Esta tarea debe responder a lo que el partido tiene que ofrecer a sus votantes, en cualquier caso para coaligarse con ellos:

·        Escuchar hasta comprender bien, ayudando a que su interlocutor se comprenda bien y comprenda la dimensión social de sus demandas. No se trata de  responder a “cartas a los reyes magos” individuales, sino de liderar procesos en los que votantes lleguen a acuerdos sobre necesidades colectivas priorizadas, en las que encuentren una mejora de su calidad de vida, no sólo material, aunque también.
·        Empoderar su influencia en las cosas que pasan: primero en las decisiones del partido y después en lo que hacen las instituciones, a través de la manifestación de sus necesidades colectivas priorizadas, y la presión de la acción directa colectiva para que sean tenidas en cuenta y atendidas.
·        Ejemplificar en sus prácticas los valores que predica, aceptando las críticas en debates colectivos, como una contribución a la necesaria evaluación que los todos los líderes del partido, empezando por los líderes de sección electoral y barrio, tienen que llevar a cabo periódicamente, en la línea de una dirección política consciente.







3.- Lo que se suele llamar formación en las organizaciones políticas  suele tener un formato escolar o académico, que no sirve para entrenar en prácticas.
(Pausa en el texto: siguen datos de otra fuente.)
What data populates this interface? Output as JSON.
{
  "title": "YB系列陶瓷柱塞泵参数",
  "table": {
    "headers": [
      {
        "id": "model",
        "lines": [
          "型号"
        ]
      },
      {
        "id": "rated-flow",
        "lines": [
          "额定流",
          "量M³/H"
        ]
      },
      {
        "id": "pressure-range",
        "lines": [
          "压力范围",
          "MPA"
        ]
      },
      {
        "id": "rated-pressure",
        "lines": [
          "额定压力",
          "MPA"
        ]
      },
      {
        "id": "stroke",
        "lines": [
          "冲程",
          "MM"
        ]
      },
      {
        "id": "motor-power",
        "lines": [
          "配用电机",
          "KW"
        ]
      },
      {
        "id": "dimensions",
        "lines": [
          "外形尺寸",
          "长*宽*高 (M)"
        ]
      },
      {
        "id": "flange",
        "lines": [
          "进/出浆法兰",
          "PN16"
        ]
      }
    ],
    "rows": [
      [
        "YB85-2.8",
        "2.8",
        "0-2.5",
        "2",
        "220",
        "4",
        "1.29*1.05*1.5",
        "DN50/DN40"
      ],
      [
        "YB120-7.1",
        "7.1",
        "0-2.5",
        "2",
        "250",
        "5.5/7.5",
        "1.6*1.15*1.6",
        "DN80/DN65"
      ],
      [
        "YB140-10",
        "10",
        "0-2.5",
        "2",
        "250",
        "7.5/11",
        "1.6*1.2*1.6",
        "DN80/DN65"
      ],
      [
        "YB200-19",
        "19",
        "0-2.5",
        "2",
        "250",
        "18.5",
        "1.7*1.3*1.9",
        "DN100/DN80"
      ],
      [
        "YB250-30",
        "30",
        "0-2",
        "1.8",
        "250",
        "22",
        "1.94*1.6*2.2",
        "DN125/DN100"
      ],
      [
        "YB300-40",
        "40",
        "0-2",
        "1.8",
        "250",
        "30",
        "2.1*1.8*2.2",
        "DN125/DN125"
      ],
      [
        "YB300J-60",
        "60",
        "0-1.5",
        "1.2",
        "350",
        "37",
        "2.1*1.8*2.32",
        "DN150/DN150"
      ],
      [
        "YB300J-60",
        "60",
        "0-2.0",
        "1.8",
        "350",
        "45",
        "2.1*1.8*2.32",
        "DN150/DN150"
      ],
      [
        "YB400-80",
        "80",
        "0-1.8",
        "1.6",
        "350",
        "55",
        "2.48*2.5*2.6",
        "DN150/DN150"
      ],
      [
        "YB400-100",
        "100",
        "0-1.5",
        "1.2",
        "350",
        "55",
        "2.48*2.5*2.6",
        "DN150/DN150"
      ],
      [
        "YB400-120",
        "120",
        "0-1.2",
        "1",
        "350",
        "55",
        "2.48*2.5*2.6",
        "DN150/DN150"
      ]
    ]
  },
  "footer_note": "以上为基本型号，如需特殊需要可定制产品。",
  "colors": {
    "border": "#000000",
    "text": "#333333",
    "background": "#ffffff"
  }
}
Las prácticas se adquieren o se mejoran por un entrenamiento/acompañamiento por parte de “buenos prácticos” que haya reflexionado sobre sus buenas prácticas y hayan aprendido, a partir de saber cómo aprenden ellos mismos, acomodarse a las maneras de aprender de los demás. El partido puede reciclar así aprovechando la experiencia a militantes, dirigentes y cargos públicos que estén a punto de retirarse.

Pero finalmente, en estos campos de la práctica, se aprende si se quiere. La dirección tendría que crear el clima para que los militantes y dirigentes quieran aprender, por ejemplo, desbloqueando las “misas conventuales” en que se han convertido las reuniones formales que nunca debieron de dejar de ser encuentros de debate y decisión política. 

Y ellos mismos, los miembros de la dirección van a conservar sus posiciones sin miedo, si a su vez, se mantienen en aprendizaje permanente, de modo que se atrevan a empoderarse empoderando a los demás.